What is likely to happen now? Much depends on Olmert’s management skills. The timing suits him well. Unlike Netanyahu, whose decisions are ever affected by the bug of ambition, Olmert has a laidback shrewdness deriving from long political experience. It was he, we should add, who first floated the idea of disengagement from Gaza in a now famous interview with Yediot Aharonot in 2003, where he stressed the demographic threat. Some claim it was he who persuaded Sharon on the matter. In either event, the closeness between the two grew apace, and Sharon marked Olmert as heir. The other members of Kadima have joined hands around him in order to prevent yet another political shake-up, and Olmert is emerging, in the media too, as the bearer of the Sharon consensus. He is also close with the military. By comparison, both Netanyahu and Amir Peretz of Labor are viewed by the public as extremists of the right and left respectively, unfit for the highest office.
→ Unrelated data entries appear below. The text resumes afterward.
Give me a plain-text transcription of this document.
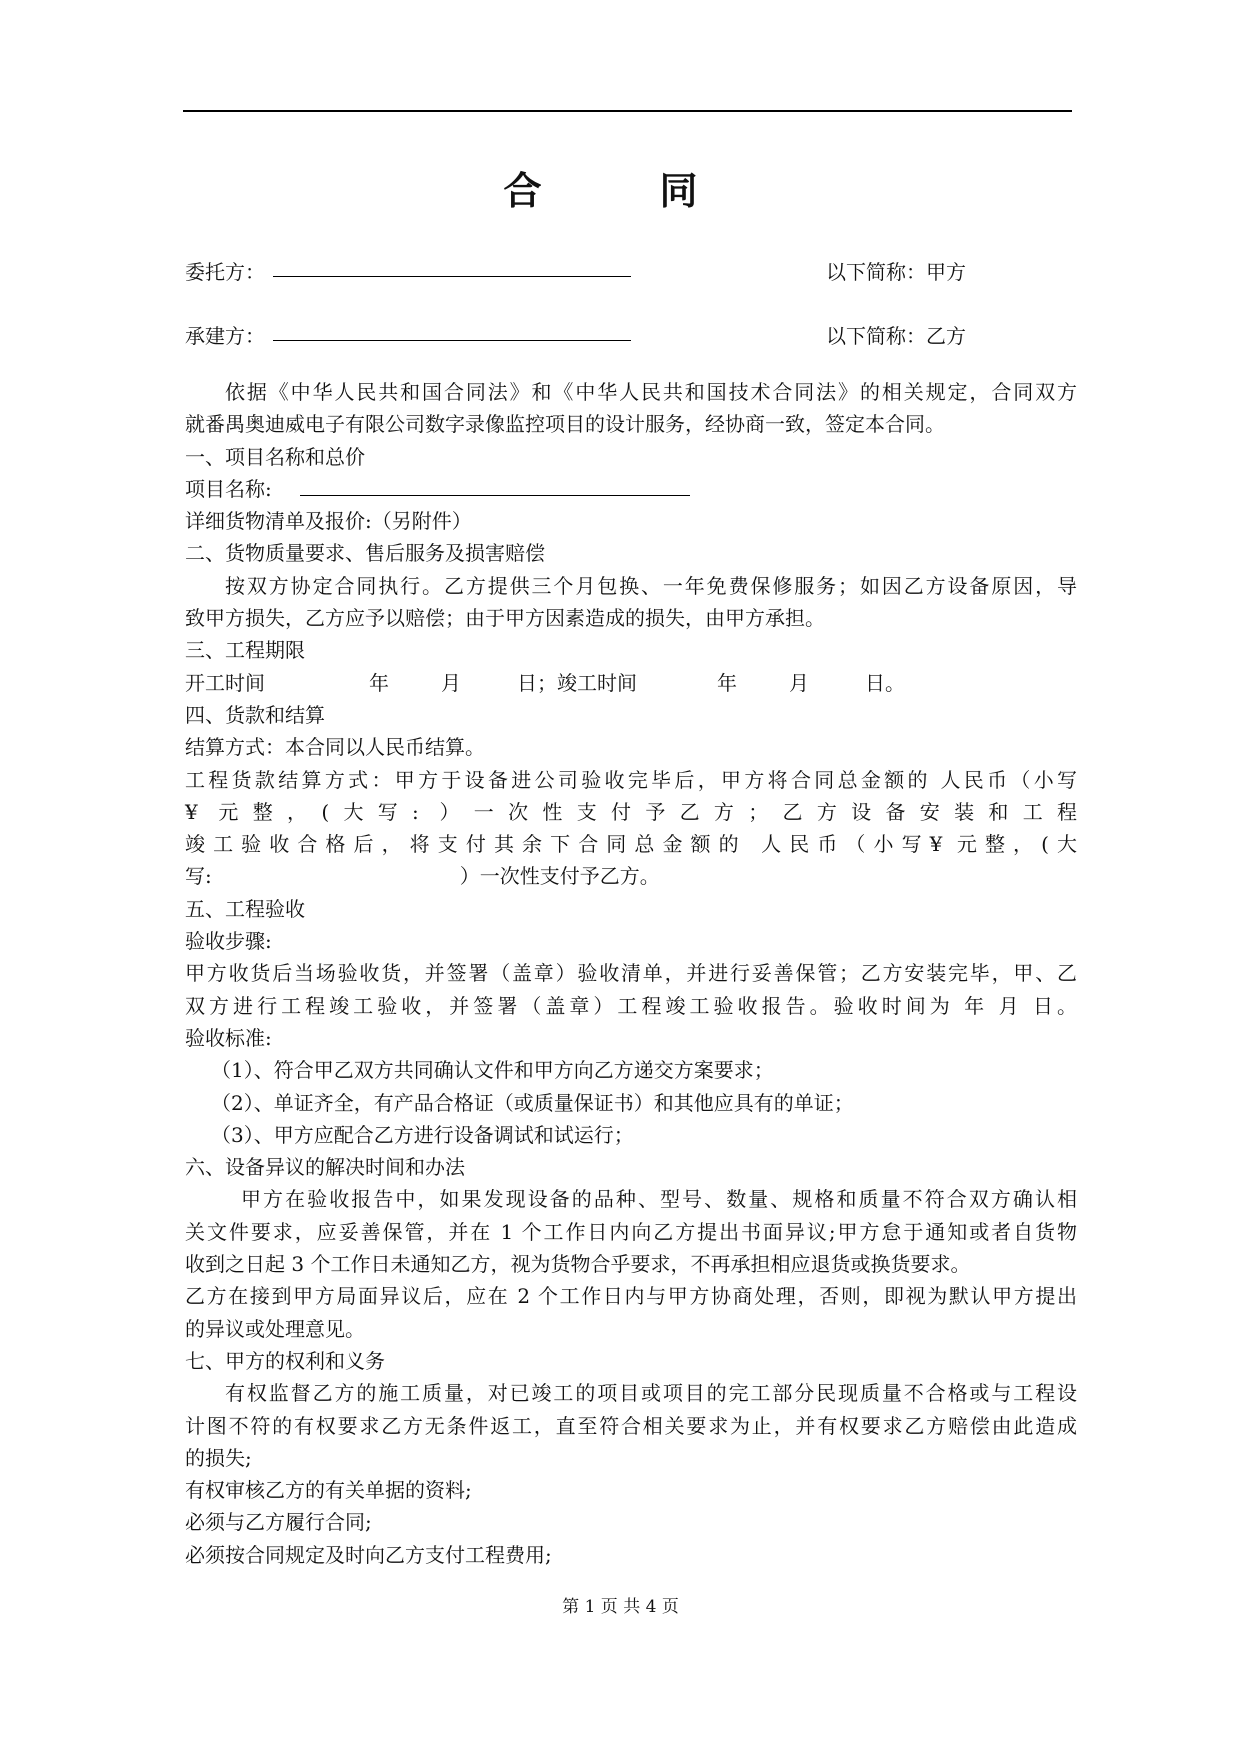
合　同
委托方：	以下简称：甲方
承建方：	以下简称：乙方

依据《中华人民共和国合同法》和《中华人民共和国技术合同法》的相关规定，合同双方

就番禺奥迪威电子有限公司数字录像监控项目的设计服务，经协商一致，签定本合同。

一、项目名称和总价

项目名称:

详细货物清单及报价:（另附件）

二、货物质量要求、售后服务及损害赔偿

按双方协定合同执行。乙方提供三个月包换、一年免费保修服务；如因乙方设备原因，导

致甲方损失，乙方应予以赔偿；由于甲方因素造成的损失，由甲方承担。

三、工程期限

开工时间	年	月	日；竣工时间	年	月	日。

四、货款和结算

结算方式：本合同以人民币结算。

工程货款结算方式：甲方于设备进公司验收完毕后，甲方将合同总金额的 人民币（小写

¥ 元整，(大写: ）一次性支付予乙方；乙方设备安装和工程

竣工验收合格后，将支付其余下合同总金额的 人民币（小写¥ 元整，(大

写:	）一次性支付予乙方。

五、工程验收

验收步骤:

甲方收货后当场验收货，并签署（盖章）验收清单，并进行妥善保管；乙方安装完毕，甲、乙

双方进行工程竣工验收，并签署（盖章）工程竣工验收报告。验收时间为 年 月 日。

验收标准:

（1）、符合甲乙双方共同确认文件和甲方向乙方递交方案要求；

（2）、单证齐全，有产品合格证（或质量保证书）和其他应具有的单证；

（3）、甲方应配合乙方进行设备调试和试运行；

六、设备异议的解决时间和办法

甲方在验收报告中，如果发现设备的品种、型号、数量、规格和质量不符合双方确认相

关文件要求，应妥善保管，并在 1 个工作日内向乙方提出书面异议;甲方怠于通知或者自货物

收到之日起 3 个工作日未通知乙方，视为货物合乎要求，不再承担相应退货或换货要求。

乙方在接到甲方局面异议后，应在 2 个工作日内与甲方协商处理，否则，即视为默认甲方提出

的异议或处理意见。

七、甲方的权利和义务

有权监督乙方的施工质量，对已竣工的项目或项目的完工部分民现质量不合格或与工程设

计图不符的有权要求乙方无条件返工，直至符合相关要求为止，并有权要求乙方赔偿由此造成

的损失;

有权审核乙方的有关单据的资料;

必须与乙方履行合同;

必须按合同规定及时向乙方支付工程费用;

第 1 页 共 4 页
Olmert does not enjoy the special standing that Sharon had as father of the settlements, and this lack will make it difficult for him to carry out further disengagements. Much depends on the number of mandates Kadima wins and the coalition he forms. He can depend, however, on three things. 1) There is the precedent of the successful disengagement. 2) The separation barrier, part of Sharon’s legacy, is intended to determine the future border – and a broad consensus supports it. 3) As Sharon’s heir, he can count on the support of Bush, whose term expires in 2008.
In addition, Olmert has certain distinct advantages over Sharon:
1) Sharon’s image is blemished by the memory of the methods he used in the early 1970’s to fight guerillas in Gaza. In 1982, under his responsibility, massacres occurred in Sabra and Shatila – two names that will always be linked with his own. Olmert is free of such stains. What is more, he has no historical commitment to the settlers, who regard Sharon as the Great Betrayer.
2) Olmert isn’t up to his neck in corruption scandals, as is Sharon.
3) Olmert’s position toward the Palestinians is somewhat more pragmatic than Sharon’s, who could not look them in the eyes. He may turn out to be more flexible toward PA President, Abu Mazen. Under him, Kadima will not remain the party of one man, but rather a political force that will play an important role in the foreseeable future.
Having said all that, however, we must remember that Israel’s stability, as it moves toward elections, is only skin-deep. Because the PA is so volatile, the flames on both sides may rise again at any moment. As long as the Israeli consensus is for unilateralism, the Palestinian response will also be unilateral. The test of Ehud Olmert, or of any Israeli leader who wants to achieve real peace, will lie in the ability to advance an agenda that can command a consensus on both sides.